In the small hours of the morning, my consciousness sometimes comes lumbering up halfway to a murky level of awareness that is not sleep, but not quite full wakefulness. It is then that precise memories of the near and distant past flow by, as well as roiling concerns over the political situation. I call it rummaging through the files. I am often astonished by the depth and breadth of my own thoughts. I think this gift belongs to everyone, though many perhaps are not aware of it. This kind of awareness is often derided as self-consciousness, as if it is a bad thing.
The mental capacities of other mammals are unknown. Who knows how and what a whale thinks? But after experiencing Plasticity, the extraordinary multimedia performance piece written Alex Lyras and Robert McCaskill and staged with consummate skill by an extraordinary creative team, I am convinced that the human brain may well be the crown of creation.
To simplify, brain plasticity is “the ability of the brain to modify its connections or re-wire itself. Without this ability, any brain, not just the human brain, would be unable to develop from infancy through to adulthood or recover from brain injury (theconversation.com).”

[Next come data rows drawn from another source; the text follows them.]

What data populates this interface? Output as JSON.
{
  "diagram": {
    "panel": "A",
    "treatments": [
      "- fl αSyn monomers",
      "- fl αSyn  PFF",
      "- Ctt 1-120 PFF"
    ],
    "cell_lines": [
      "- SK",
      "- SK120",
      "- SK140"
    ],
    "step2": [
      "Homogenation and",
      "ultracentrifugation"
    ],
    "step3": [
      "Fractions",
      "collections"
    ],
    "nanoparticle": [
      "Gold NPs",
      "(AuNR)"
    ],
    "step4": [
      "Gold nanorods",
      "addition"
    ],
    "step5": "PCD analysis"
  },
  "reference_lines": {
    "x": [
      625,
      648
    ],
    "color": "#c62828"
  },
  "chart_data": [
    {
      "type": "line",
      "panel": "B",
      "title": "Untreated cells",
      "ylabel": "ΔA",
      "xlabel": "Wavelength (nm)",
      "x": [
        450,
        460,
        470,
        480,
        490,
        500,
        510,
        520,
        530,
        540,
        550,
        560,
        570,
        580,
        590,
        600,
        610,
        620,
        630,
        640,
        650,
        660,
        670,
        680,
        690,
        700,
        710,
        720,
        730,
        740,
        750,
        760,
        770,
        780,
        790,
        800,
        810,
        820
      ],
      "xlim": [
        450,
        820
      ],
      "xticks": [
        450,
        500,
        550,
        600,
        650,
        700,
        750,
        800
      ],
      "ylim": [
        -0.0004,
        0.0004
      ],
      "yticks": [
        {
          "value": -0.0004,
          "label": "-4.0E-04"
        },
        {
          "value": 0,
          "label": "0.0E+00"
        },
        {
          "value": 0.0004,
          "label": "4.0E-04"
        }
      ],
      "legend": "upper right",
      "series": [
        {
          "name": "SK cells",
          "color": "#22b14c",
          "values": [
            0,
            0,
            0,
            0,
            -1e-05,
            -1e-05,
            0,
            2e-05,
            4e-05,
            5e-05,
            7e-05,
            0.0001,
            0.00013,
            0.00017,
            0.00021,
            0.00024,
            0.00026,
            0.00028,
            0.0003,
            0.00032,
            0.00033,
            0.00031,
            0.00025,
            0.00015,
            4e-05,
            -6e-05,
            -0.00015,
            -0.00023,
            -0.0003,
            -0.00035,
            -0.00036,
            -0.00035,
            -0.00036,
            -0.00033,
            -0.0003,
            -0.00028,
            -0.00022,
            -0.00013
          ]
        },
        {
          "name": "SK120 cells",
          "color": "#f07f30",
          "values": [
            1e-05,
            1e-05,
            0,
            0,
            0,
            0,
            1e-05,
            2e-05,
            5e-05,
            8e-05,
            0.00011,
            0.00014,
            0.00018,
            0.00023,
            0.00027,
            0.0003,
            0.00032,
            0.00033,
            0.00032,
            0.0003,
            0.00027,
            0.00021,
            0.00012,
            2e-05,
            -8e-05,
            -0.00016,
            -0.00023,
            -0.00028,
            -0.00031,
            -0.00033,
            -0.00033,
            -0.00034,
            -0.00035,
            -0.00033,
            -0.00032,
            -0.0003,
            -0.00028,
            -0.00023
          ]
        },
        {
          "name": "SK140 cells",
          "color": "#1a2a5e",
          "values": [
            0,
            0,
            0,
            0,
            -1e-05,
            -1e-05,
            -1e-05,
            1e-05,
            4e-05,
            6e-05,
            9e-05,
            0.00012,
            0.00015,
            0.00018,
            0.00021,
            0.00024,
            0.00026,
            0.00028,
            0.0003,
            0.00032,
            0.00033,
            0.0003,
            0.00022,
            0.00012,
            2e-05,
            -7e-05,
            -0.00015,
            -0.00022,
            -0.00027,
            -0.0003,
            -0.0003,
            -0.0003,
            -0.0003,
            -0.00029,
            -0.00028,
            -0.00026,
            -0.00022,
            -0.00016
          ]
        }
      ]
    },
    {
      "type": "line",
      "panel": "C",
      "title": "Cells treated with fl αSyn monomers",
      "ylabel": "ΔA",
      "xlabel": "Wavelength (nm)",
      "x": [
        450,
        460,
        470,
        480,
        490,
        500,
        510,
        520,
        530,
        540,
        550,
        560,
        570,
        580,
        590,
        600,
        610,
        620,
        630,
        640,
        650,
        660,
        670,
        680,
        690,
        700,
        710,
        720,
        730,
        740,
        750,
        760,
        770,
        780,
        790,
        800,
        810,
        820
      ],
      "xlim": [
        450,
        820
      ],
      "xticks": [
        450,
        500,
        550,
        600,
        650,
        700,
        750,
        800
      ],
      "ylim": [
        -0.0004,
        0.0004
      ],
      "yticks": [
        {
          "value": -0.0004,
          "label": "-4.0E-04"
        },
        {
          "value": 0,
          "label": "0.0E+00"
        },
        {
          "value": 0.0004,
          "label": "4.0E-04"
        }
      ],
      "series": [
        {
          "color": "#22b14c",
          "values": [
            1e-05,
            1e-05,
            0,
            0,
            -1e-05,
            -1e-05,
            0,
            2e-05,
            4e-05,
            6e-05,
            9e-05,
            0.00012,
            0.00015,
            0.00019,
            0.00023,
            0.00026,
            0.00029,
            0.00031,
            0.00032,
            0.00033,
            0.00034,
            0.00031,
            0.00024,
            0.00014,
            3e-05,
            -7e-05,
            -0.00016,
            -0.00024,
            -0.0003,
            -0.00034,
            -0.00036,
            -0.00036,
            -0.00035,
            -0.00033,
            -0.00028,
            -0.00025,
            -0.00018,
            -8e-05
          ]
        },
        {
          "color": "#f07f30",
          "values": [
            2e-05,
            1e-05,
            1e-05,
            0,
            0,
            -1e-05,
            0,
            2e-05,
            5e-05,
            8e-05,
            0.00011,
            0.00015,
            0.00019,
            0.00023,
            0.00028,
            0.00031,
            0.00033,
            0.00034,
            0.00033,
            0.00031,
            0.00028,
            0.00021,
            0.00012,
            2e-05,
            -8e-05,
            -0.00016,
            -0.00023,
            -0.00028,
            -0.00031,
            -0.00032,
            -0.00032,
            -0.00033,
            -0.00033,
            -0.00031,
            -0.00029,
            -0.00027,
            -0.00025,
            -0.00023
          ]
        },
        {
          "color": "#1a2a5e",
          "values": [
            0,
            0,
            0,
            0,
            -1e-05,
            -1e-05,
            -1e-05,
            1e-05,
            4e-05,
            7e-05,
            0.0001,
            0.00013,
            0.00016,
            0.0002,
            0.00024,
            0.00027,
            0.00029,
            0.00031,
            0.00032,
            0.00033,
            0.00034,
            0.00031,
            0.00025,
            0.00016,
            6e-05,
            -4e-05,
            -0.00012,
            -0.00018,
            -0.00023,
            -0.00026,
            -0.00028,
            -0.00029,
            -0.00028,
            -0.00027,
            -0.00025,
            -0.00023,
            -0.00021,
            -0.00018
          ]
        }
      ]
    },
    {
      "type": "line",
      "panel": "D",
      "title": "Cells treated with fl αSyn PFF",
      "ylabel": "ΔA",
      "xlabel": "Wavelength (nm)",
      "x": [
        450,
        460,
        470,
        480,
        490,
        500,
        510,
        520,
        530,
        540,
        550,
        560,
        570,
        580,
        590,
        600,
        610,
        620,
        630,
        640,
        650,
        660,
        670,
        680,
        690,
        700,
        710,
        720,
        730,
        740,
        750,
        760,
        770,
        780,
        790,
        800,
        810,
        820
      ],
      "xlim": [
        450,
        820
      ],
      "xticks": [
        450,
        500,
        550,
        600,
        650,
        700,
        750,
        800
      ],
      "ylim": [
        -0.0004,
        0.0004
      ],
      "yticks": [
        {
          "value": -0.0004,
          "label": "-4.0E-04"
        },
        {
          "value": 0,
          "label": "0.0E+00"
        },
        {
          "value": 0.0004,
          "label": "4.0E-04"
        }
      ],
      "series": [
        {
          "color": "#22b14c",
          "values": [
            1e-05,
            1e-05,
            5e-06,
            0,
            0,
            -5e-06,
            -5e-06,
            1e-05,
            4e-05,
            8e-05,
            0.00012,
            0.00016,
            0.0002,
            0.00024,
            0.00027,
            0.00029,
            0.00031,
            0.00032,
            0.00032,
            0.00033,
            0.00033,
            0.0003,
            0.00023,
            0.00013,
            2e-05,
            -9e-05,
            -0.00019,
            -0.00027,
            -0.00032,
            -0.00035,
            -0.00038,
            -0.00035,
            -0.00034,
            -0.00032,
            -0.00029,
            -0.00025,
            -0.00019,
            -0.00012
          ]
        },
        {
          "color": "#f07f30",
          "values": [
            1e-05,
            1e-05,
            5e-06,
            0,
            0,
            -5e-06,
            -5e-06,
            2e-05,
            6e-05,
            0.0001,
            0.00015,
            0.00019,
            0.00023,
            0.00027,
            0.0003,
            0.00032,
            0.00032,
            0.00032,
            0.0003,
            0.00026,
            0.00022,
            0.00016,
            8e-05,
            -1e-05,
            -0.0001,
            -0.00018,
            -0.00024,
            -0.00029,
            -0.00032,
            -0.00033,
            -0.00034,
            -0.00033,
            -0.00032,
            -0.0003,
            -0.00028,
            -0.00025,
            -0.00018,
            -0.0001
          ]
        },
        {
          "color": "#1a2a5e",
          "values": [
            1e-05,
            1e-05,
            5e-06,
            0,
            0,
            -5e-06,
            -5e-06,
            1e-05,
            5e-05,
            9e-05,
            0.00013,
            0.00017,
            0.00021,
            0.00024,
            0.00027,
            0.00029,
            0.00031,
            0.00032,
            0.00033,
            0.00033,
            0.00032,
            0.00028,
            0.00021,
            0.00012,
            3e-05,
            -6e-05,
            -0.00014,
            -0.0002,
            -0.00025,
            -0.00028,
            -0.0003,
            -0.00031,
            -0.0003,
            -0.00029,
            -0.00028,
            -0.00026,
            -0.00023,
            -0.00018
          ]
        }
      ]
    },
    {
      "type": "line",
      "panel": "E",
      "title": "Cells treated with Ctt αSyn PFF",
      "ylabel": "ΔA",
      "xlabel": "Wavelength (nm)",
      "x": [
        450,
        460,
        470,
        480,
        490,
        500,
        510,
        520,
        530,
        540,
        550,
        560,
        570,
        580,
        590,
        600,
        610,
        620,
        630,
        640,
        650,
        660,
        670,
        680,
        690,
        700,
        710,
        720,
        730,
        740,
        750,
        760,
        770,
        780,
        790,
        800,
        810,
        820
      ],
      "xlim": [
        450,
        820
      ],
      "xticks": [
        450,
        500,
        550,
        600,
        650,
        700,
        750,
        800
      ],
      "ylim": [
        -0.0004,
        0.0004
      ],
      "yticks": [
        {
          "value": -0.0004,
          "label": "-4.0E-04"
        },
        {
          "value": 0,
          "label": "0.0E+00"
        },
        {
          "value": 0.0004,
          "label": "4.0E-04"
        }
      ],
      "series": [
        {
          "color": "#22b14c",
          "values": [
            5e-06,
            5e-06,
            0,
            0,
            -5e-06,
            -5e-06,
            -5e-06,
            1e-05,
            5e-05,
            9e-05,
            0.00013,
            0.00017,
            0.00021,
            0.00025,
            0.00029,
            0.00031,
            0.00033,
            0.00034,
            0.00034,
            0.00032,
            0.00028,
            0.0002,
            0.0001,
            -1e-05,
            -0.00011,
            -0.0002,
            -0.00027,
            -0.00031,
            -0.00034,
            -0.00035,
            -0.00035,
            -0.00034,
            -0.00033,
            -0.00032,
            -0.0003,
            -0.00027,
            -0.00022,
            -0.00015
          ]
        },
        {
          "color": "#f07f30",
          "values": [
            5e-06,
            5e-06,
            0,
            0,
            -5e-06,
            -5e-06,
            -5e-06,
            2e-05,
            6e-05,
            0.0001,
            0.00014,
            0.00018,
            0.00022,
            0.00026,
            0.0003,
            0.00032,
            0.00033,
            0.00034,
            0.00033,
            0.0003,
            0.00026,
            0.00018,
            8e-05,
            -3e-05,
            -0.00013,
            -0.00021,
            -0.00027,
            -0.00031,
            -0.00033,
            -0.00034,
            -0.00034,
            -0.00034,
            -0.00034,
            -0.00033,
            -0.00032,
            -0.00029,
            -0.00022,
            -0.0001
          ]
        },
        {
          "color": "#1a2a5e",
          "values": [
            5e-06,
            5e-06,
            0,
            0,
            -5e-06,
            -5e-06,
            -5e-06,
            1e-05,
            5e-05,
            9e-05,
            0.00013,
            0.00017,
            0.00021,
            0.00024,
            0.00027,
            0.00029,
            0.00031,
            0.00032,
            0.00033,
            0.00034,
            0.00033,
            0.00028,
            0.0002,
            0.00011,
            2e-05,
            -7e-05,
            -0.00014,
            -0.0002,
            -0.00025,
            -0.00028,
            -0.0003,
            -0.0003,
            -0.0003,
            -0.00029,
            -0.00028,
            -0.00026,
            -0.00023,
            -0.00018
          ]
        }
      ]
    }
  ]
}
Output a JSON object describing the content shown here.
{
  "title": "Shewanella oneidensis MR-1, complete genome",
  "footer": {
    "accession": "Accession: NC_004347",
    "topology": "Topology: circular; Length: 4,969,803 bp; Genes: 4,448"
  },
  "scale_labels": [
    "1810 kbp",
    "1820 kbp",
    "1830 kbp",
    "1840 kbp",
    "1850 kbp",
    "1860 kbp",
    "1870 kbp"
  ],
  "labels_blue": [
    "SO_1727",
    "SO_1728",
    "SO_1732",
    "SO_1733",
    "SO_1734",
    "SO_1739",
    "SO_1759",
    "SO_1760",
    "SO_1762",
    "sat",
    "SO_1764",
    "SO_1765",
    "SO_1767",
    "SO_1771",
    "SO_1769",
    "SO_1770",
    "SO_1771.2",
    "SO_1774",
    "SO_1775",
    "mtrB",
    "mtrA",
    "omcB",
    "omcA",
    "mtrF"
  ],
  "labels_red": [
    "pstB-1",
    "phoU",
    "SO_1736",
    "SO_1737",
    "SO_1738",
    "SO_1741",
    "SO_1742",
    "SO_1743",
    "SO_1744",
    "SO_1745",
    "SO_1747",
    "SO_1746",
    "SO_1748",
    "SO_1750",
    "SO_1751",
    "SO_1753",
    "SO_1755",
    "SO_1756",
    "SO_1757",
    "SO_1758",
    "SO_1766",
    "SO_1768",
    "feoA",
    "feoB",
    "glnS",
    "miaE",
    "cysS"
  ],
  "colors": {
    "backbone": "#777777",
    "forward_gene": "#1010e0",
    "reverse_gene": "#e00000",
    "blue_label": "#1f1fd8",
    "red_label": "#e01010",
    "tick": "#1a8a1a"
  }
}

In Plasticity, David Rosely, an adventurer who skin dives in treacherous Meso-American pools, flies like a squirrel in a wing suit, and climbs sheer rock walls free-hand, suffers an aneurism. He languishes unconscious in intensive care while doctors do everything medically possible to save him. Alex Lyras, in a tour-de-force performance, plays no fewer than seven distinct characters, sometimes shifting between two characters in the blink of an eye. An upbeat South Asian doctor tries to be positive in outlook. An orderly, a street poet, has a dimmer view. David’s twin brother, Grant, a high power venture capitalist on a losing streak, is the person who must make the call when the time comes to end the heroic efforts. A devoted fiancée fumes over her lack of standing in the situation. Although unseen and unheard, she is brought vividly to life in scenes with her therapist, her lawyer and encounters with Grant.
What makes this production outstanding is the astonishing level of multi-media elements. The scene design employs a “scrim sandwich” upon which video and other graphics are projected. A virtually transparent scrim downstage and another screen upstage produces a close approximation of a 3D effect. In a few scenes, Mr. Lyras as Grant has Skype conversations with the giant image of Mr. Lyras as a kind of hip, sunglass-wearing consulting neurologist. The screens show multiple locations, as well as visual representations of the quivering neural network of the brain. Video scenes that suggest the entire span of the injured man’s life flow in a visual gush.
Plasticity is smartly directed by Robert McCaskill. The creative team includes video designer Corwin Evans; editor Peter Chakos; composer and sound designer Ken Rich; and set and lighting designer Matt Richter. Also credited in the program are Tim Arnold, Matthew Schiffman, Celia Schaefer, Jonathan Schell, Dean Lyras, Christina Xenos, and the digital creation company, Istros Media.
All the dazzle of the media elements aside, the story has a beating, human heart. The characters that Mr. Lyras creates are vivid and touching as they express the angst, frustration and love that surrounds the looming loss of a loved one. Staged in the intimate confines of the Hudson Guild Theatre and lavishly produced, Plasticity is mesmerizing. Get your tickets! The shows run extends through April 10.